Ce n’est pas la faute du Président assure notre ami mais le fait du ministre de l’Intérieur. Il est plutôt libéral, assez peu pratiquant et nous parle de la France, de l’Arménie et des députés français qui viennent de voter une loi pour condamner les propos qui nieraient le génocide. Son discours, assez mesuré néanmoins, glisse par moments quand il nous fait le remake d’Eve (« N’oublie pas qu’Aznavour était le chauffeur de Mireille Matthieu avant de devenir célèbre »), précise qu’Aznavour paie à lui seul la totalité de la facture électrique d’Erevan, ou invoque le terrorisme arménien pour justifier la présence militaire près des champs offshore sur la Caspienne. Cette loi a été assez sèchement accueillie par ici nous prévient-il ; les Turcs sont furieux. Nous posons le pied à Bakou avec cet avertissement largement relayé par des douaniers qui trouvent que la France marche sur la tête.
Effectivement Baku s’agite un peu. Non que nous soyons directement concernés ou impliqués mais on nous parle souvent du Parlement français avec une connaissance de nos institutions et des processus de ratification qui laissent sans voix. L’affaire est abondamment commentée et discutée dans la presse. On y raille volontiers le lobby arménien et on se demande encore comment un si petit pays, au réseau international bien étoffé, aura réussi à créer un bordel sans nom avec le monde turcophone. Devant l’ambassade, quelques étudiants pilotés viennent vociférer devant un bus de policiers stationnés pour l’occasion. Quelques tomates, des oeufs sur la façade ; rien de bien méchant. Suffisant pour les cameramen qui viendront filmer les coulées sur les murs. Ils se contenteront de ces natures mortes, faute de véritables mouvements protestataires, comme images pour le 20h.
Il pleut abondamment sur la ville et c’est une pluie grasse et épaisse qui souille voitures, chaussées, piétons et façades. Il pleut tant que de gigantesques champs de boue déversent leur fange jusque dans le centre ville. La ville est en chantier et les raccordements sauvages dégorgent leur pourriture aux pieds des vitrines de Zara et Mango. Le pare-brise de Kubi est maculé de taches de graisse et au matin de ces pluies diluviennes, on trouve des chiens et des chats crevés sur les bas cotés.
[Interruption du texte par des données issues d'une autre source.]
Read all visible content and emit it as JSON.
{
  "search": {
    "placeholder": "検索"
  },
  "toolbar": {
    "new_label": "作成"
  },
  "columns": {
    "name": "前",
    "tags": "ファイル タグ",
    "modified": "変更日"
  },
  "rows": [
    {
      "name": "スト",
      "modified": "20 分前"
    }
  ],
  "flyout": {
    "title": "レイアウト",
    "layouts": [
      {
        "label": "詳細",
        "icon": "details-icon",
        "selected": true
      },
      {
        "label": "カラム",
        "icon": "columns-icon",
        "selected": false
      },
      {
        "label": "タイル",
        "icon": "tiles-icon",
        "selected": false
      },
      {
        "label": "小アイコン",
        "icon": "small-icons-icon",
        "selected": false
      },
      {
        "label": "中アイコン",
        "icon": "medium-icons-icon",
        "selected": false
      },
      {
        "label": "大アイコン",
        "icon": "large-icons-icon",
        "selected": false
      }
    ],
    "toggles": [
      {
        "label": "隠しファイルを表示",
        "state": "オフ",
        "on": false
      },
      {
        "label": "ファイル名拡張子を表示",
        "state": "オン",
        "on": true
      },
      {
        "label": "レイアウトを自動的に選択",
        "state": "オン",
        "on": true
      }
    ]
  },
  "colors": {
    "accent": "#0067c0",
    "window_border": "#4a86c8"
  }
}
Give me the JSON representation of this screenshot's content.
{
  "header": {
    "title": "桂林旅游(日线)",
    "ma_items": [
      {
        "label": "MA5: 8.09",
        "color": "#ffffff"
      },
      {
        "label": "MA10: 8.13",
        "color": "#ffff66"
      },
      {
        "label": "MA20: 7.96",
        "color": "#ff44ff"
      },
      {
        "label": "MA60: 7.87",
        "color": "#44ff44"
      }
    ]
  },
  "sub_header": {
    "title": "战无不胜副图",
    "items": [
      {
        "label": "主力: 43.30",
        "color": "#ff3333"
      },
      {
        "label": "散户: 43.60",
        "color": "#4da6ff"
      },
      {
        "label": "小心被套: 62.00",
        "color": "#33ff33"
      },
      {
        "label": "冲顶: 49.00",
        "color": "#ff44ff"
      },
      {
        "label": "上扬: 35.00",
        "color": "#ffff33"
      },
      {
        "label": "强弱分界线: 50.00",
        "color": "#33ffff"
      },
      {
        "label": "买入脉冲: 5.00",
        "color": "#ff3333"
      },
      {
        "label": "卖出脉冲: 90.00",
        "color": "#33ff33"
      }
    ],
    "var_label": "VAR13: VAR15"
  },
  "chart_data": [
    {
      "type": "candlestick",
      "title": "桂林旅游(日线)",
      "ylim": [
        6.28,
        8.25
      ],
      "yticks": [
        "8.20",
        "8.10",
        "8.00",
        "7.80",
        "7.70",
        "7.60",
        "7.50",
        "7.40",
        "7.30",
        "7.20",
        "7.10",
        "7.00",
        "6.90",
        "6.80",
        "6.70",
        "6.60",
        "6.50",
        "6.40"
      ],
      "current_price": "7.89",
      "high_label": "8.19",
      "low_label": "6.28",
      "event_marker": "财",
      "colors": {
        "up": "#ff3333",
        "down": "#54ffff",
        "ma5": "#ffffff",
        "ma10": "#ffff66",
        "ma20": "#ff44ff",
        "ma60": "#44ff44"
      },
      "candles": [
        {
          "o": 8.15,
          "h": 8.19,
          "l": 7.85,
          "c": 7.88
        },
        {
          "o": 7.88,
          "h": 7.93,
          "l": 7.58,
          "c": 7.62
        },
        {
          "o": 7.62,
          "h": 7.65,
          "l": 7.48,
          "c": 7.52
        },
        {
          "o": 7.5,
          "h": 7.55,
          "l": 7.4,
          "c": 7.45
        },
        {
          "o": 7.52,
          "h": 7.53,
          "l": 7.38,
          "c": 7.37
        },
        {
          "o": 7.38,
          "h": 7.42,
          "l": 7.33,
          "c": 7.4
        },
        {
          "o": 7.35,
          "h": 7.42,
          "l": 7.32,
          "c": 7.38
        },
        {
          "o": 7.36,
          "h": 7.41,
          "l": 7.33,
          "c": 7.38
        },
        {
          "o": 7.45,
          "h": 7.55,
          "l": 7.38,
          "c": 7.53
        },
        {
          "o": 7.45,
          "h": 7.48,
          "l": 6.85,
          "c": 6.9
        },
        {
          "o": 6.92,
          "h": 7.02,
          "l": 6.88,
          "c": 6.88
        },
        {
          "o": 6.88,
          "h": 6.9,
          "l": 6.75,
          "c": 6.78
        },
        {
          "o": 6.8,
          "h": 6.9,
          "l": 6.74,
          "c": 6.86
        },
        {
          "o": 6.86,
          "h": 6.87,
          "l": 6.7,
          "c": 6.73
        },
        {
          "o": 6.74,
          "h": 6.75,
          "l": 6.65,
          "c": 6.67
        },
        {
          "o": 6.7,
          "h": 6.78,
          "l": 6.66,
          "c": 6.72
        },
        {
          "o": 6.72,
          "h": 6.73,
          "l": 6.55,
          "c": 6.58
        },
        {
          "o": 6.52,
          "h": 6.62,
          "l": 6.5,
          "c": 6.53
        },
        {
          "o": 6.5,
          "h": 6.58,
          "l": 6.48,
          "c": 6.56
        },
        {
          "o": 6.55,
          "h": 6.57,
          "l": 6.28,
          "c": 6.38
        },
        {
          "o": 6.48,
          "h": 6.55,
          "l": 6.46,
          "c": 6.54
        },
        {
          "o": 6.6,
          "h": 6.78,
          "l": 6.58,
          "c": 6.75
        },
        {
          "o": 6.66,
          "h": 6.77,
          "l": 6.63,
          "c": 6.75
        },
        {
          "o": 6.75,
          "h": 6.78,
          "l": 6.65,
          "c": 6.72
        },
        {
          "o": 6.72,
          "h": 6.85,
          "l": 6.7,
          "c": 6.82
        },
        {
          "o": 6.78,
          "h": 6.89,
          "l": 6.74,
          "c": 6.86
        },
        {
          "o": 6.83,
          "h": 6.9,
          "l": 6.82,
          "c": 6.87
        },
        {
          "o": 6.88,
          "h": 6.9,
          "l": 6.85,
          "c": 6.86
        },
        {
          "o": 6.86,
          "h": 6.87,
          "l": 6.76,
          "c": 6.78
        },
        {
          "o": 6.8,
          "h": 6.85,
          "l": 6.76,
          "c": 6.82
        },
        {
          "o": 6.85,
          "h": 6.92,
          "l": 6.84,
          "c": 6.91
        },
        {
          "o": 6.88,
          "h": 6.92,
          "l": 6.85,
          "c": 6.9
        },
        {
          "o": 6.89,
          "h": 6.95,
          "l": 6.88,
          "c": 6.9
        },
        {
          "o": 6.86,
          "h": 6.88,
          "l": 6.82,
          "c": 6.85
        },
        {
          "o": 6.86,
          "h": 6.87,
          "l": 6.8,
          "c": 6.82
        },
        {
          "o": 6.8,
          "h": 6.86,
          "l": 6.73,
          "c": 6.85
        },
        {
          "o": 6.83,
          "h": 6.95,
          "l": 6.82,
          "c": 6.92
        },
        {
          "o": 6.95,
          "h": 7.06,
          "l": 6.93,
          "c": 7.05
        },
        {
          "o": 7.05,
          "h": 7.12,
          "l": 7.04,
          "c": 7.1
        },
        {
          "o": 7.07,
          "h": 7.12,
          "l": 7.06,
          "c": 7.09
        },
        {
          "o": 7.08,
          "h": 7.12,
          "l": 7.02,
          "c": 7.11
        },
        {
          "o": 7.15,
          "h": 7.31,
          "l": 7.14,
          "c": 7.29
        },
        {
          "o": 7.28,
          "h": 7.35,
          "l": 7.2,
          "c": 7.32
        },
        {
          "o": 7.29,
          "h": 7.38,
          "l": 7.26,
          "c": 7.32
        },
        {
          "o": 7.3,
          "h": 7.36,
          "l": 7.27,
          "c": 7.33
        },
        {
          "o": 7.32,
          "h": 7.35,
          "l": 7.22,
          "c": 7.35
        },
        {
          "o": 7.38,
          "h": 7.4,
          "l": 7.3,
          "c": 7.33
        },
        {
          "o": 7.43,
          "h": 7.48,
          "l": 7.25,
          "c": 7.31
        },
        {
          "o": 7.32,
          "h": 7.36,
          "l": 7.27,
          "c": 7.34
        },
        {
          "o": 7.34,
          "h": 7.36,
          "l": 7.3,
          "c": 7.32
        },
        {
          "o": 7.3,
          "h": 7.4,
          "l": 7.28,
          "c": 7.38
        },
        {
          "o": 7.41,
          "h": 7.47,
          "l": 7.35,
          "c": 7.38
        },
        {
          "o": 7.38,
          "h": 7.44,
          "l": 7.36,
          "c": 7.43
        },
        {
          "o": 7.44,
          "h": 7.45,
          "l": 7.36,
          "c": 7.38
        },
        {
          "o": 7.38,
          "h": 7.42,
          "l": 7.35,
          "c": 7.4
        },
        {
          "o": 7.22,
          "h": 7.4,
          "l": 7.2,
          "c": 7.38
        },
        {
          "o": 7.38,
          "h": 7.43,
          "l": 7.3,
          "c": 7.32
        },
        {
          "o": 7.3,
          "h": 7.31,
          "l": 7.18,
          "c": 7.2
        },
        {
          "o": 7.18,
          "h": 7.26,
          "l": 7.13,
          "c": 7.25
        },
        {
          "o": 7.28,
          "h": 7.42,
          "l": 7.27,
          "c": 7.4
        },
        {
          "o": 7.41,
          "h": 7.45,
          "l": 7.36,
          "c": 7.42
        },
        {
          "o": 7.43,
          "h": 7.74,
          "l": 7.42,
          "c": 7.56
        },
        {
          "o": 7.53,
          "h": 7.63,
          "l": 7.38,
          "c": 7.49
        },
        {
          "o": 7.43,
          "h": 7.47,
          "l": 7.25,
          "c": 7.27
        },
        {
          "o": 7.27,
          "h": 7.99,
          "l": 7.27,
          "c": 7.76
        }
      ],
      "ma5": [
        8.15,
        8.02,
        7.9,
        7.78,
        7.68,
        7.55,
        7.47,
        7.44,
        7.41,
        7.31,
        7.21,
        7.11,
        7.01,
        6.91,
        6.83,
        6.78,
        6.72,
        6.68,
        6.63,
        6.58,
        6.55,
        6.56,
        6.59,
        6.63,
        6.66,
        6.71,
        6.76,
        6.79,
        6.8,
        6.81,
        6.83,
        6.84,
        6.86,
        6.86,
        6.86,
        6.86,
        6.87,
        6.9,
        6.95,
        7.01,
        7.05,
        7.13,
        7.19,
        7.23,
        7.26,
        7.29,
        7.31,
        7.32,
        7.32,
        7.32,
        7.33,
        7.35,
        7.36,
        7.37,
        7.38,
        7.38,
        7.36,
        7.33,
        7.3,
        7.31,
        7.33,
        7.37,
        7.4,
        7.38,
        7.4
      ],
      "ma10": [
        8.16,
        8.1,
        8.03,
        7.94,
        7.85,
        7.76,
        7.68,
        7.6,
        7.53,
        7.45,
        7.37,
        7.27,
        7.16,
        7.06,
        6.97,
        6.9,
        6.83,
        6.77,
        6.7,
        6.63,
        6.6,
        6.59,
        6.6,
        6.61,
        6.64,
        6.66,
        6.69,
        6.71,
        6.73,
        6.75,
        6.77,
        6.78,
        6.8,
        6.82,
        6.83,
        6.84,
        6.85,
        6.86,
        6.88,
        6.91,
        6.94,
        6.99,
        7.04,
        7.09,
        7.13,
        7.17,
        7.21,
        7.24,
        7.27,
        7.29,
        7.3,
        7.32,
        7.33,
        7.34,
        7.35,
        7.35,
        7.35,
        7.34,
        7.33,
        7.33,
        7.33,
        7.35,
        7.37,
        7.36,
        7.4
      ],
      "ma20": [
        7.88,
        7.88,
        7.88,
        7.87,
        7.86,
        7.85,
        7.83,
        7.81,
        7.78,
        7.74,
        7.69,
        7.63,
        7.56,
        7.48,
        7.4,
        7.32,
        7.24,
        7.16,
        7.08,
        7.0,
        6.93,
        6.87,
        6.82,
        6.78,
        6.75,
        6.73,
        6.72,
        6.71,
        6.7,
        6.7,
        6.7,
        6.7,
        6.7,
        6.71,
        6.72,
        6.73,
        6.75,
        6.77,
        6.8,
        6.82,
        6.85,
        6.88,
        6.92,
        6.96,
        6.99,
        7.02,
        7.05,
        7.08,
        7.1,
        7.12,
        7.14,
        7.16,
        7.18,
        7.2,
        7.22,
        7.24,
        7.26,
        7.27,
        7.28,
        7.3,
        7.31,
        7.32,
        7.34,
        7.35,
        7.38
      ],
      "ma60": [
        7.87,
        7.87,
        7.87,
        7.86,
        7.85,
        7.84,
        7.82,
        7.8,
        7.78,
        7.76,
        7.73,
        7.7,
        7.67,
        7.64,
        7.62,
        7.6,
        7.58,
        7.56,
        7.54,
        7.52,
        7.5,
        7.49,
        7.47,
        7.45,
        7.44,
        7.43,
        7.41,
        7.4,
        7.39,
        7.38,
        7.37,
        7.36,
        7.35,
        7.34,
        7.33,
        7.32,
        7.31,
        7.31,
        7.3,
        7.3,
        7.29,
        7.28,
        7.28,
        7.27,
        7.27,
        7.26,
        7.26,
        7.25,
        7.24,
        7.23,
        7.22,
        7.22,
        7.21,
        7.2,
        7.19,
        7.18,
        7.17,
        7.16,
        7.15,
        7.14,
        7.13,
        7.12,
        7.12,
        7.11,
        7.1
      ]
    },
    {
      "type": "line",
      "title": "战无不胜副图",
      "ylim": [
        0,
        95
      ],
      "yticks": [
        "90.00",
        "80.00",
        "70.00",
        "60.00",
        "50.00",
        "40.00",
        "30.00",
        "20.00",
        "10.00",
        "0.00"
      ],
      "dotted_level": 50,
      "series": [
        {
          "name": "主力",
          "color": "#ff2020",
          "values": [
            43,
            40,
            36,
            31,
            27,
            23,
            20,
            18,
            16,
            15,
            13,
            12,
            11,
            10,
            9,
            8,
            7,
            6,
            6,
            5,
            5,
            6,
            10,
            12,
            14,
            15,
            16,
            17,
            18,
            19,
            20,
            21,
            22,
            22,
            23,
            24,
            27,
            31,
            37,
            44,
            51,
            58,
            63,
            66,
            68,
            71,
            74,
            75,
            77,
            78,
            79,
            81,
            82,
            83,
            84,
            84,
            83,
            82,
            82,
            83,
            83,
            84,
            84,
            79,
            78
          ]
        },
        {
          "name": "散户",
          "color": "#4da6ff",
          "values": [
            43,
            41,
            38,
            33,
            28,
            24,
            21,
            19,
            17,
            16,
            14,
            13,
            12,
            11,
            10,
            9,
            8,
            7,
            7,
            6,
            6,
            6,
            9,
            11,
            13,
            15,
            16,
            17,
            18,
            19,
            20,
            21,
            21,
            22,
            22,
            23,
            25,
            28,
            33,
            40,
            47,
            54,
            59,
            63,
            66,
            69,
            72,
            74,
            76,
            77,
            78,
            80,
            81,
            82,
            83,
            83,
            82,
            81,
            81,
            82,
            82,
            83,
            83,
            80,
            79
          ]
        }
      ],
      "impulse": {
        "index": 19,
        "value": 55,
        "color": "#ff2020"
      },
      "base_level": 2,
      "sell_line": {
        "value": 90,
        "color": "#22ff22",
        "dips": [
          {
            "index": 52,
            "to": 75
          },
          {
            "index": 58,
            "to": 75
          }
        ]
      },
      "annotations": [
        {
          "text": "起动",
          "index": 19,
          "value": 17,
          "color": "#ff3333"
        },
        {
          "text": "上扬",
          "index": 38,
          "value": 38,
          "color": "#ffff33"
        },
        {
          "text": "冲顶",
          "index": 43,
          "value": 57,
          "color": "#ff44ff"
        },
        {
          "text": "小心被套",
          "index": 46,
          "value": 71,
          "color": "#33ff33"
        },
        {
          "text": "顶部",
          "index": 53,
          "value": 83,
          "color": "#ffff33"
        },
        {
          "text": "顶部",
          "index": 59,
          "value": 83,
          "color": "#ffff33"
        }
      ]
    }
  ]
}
Qu’en penserait Camus ?
La pluie nous laisse indifférents. Nous ne vivons plus dehors depuis que nous avons été recueillis par Valérie et Louis, dans un appartement aux volumes hallucinants donnant sur la Caspienne. On s’adapte bien vite au confort et à l’atmosphère douillette d’une maison d’autant qu’on s’y sent en famille. C’est l’occasion de se rappeler combien un bain est régénérant. L’eau est chaude, à profusion, en continu ; ces petites choses lavent autant le corps qu’elles pansent les frayeurs des derniers jours au Turkménistan. Et pour célébrer le retour dans le Caucase, on s’offre le brunch du Hyatt sur les conseils de l’ami Ranko pour abuser impunément de son caviar « à volonté », des tomates mozarella et des crêpes suzette.
Nous nous reposons et projetons d’organiser un atelier photos dans un centre d’enfants des rues, en plein Bakou. Mais on nous plante au bout de trois jours de conciliabules. « Nous avons eu le Ministère. Je suis désolé. Mais au vu des relations actuelles entre nos deux pays, il serait malvenu de travailler avec des français. Et même si nous sommes une association privée, nous ne voulons pas prendre de risque. On ne sait jamais comment les choses peuvent tourner. » L’ONG est financée essentiellement par Azercel, leader téléphonique, mais, prudents et avisés, ils savent combien il est facile de leur créer des problèmes. Nous décidons de prendre le maquis. Partons dans les montagnes ! Rapprochons-nous du Grand Caucase ! Avec fortune, ils seront moins regardants là-haut !
En quittant Bakou, nous quittons la pluie et retrouvons le feu des saisons. Il n’y a pas de moment plus propice au voyage, à la découverte du monde et des hommes, qu’avec une nature qui nous gratifie de ses plus belles parures. Les sens sont en alerte, les montagnes des brasiers, les noix sèchent, les châtaignes crépitent sur le feu, les hommes se préparent à l’hiver. L’automne nous fait la fête.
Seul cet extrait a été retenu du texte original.